Information contained in this publication is intended for informational purposes only and does not constitute legal advice or opinion, nor is it a substitute for the professional judgment of an attorney.
In Anani v. CVS RX Services, Inc., the U.S. Court of Appeals for the Second Circuit affirmed a New York district court decision finding a pharmacist exempt from overtime under the Fair Labor Standards Act because he met the “highly compensated employee” exemption. The decision is significant because it clarifies the relationship between two competing Department of Labor (DOL) regulations as applied to employees making more than $100,000 annually.
The employee in Anani earned a base weekly salary over $1,250 for a 44-hour work week, plus additional compensation for voluntarily working 16 to 36 extra hours per week, which increased his total compensation to over $100,000 per year. The compensation for working extra shifts was determined by dividing the employee’s weekly base salary by 44, multiplying the result by the number of extra hours worked, and then adding six dollars per hour in “premium pay.”

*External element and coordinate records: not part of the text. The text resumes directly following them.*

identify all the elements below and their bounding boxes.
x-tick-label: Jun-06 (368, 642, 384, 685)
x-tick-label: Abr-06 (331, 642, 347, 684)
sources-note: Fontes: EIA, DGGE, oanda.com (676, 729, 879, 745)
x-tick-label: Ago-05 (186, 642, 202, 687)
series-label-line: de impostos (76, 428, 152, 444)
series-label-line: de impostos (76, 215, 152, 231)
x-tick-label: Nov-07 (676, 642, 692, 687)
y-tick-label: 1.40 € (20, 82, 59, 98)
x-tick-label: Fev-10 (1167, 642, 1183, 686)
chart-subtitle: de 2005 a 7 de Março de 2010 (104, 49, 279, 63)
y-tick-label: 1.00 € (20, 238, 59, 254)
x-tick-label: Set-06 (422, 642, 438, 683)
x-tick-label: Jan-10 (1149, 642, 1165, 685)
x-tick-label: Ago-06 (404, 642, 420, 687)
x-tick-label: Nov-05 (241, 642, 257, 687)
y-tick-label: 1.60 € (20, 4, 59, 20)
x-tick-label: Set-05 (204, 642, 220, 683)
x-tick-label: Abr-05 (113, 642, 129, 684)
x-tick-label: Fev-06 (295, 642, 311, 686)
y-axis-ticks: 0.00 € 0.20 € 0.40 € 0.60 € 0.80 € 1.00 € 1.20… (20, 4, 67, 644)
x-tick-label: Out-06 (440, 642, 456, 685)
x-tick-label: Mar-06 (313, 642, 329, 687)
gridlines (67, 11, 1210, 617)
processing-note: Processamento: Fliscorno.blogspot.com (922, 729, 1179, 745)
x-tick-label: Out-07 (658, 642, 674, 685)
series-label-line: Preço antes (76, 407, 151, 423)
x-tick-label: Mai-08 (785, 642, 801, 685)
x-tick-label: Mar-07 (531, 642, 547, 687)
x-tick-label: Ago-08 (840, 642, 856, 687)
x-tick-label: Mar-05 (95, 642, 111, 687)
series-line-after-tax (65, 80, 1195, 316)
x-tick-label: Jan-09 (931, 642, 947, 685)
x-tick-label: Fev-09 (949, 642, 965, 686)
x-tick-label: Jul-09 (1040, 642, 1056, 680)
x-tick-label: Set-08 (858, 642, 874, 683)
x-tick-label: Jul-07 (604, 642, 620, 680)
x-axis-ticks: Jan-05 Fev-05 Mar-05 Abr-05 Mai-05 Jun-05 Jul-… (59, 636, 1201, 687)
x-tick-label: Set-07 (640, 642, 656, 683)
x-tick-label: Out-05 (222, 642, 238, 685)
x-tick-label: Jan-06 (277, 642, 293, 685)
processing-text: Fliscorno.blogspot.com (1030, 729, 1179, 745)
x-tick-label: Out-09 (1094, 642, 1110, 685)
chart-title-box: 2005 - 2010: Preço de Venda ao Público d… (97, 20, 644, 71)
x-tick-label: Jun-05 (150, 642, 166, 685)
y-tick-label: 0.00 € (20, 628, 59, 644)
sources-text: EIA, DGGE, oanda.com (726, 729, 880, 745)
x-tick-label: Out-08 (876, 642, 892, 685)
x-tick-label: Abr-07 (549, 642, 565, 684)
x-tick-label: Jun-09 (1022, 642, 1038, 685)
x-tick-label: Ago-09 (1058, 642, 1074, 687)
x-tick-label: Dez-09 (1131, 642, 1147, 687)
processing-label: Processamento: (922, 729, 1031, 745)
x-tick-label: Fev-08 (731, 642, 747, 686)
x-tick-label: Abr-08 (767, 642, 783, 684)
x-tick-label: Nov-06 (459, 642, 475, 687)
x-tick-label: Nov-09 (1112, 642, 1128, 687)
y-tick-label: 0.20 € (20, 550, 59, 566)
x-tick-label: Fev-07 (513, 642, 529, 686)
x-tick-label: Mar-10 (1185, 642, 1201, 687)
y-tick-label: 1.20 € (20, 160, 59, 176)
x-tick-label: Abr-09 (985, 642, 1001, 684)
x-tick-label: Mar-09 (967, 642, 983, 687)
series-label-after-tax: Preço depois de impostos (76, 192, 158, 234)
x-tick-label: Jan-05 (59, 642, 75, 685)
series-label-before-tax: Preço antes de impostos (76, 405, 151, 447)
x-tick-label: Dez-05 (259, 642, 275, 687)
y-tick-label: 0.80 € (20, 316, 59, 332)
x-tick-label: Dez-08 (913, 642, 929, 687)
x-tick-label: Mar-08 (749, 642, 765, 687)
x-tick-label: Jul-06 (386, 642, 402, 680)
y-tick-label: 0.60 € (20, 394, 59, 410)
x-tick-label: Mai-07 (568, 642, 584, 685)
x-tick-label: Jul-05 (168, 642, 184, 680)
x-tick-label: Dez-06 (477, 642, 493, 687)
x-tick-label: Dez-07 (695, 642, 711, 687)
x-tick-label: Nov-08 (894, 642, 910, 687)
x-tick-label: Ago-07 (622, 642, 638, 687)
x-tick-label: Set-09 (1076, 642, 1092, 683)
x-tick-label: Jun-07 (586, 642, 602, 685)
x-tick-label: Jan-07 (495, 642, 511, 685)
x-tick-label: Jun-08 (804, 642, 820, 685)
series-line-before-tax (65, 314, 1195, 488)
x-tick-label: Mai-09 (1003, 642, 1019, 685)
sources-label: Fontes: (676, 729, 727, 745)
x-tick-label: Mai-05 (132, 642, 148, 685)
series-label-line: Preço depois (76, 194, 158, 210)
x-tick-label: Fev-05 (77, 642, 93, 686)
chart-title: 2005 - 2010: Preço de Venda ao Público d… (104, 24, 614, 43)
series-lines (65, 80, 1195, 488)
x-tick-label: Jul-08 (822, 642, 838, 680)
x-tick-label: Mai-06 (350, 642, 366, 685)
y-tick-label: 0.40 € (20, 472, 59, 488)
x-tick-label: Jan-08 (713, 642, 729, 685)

Under section 541.601 of the DOL regulations, the so-called “highly compensation employee” exemption, “an employee with total annual compensation of at least $100,000 is deemed exempt if the employee customarily and regularly performs one or more of the exempt duties or responsibilities of an executive, administrative or professional employee.” If an employee meets the compensation requirements of this section, a relaxed standard is applied to determine whether the employee also meets the duties requirement. In Anani, the employee agreed that he satisfied the duties test, his weekly base salary exceeded $455, and he earned over $100,000 annually, with no improper deductions from his pay, as required for the section 541.601 exemption.
Nevertheless, he contended, the section 541.601 highly compensated employee exemption was trumped by section 541.604 of the DOL regulations, which governs circumstances where an “exempt employee’s earnings [are] computed on an hourly, daily or a shift basis” and there is a “[m]inimum guarantee plus extras.” Under section 541.604(a) an employer may pay additional compensation to an employee without losing the exemption as long as the employee is guaranteed a minimum weekly salary of at least $455 per week. The extra compensation may be paid on any basis, including flat sum, bonus, or a straight-time hourly amount. However, section 541.604(b) provides that there must be a “reasonable relationship” between the guaranteed minimum and the amount actually earned. The regulation provides that the “reasonable relationship test will be met if the weekly guarantee is roughly equivalent to the employee’s usual earnings at the assigned hourly, daily or shift rate for the employee’s normal scheduled workweek.”
The pharmacist in Anani argued that his total earnings substantially exceeded his guaranteed salary, by slightly less than a 2-to-1 ratio, and therefore the relationship between his guaranteed salary and his total earnings was unreasonable. Accordingly, he claimed, section 541.604 precluded the application of the highly compensated employee exemption. The Second Circuit rejected the argument that the requirements of section 541.604 must be satisfied for an employee to qualify for the highly compensated employee exemption. If the highly compensated employee must also qualify for the exemption under section 541.604 the highly compensated employee exemption would be meaningless, the court concluded. Rather, the Second Circuit found, the two regulations apply to different groups of employees who receive a “minimum guarantee plus extras.” Section 541.601 deals with employees who earn over $100,000 annually, the court held, while Section 541.604 deals with employees who earn less than $100,000 annually.
Based on this decision there is now a “safe harbor,” at least in the Second Circuit, for employees classified as exempt who make at least $100,000 annually, earn the required minimum guarantee of $455 “plus extras,” and meet the relaxed duties test. “The very structure and express language of C.F.R. § 541.601 indicate[s] that its purpose was to relax the duties requirement in order to exempt employees from the time-and-a-half requirement because they earn over $100,000 annually.”